Contractors and energy-efficiency advocates pushed the Board of Public Utilities to stabilize program timelines and improve transparency for stakeholders.
Tejas Desai, president and CEO of TriState Energy, said frequent changes to the Triennium programs cause months-long interruptions, force repeated partner training, and can lead to layoffs. “We only have half of the triennium left to implement the work,” Desai said, and urged longer-term program horizons, on-bill financing at 0% and stronger public-entity program access to preserve the in-state workforce.
Several contractors backed that view. Carrie Raynor, who identified herself as president of the board of ACA, said unified rebates and a single process across utilities would reduce contractor friction. William Doyle of Allied Experts said recent programs allowed his company to expand and save energy in homes, and warned that cutting budgets or shortening lending terms would reduce uptake.

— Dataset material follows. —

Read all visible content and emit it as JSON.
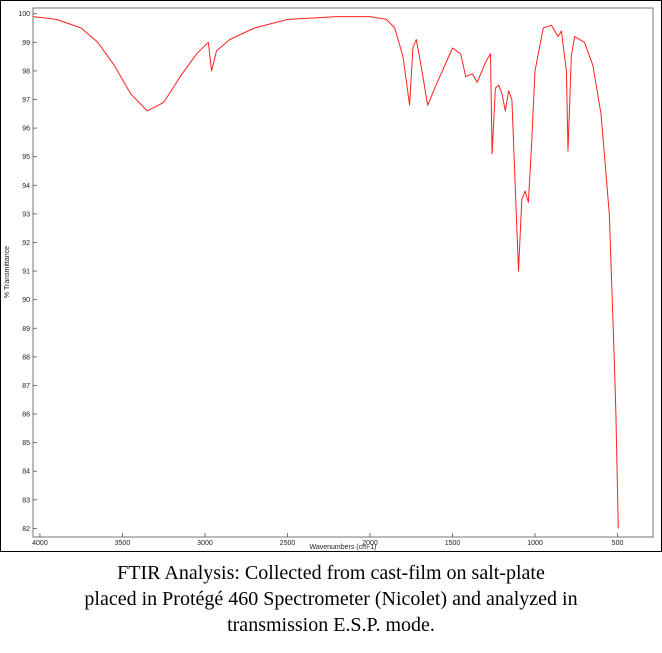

Justin Carpenter, policy counsel for the Energy Efficiency Alliance, praised the board’s updated Clean Energy Program website but said annual utility reports are harder to find and asked staff to restore a centralized page for reports.
Board response and next steps
Board leadership thanked the speakers, encouraged submission of formal written comments to the Triennium stakeholder process and asked staff to review website report access. No regulatory change or vote occurred at the meeting; speakers were told to participate in the formal stakeholder process and to submit written comments ahead of deadlines.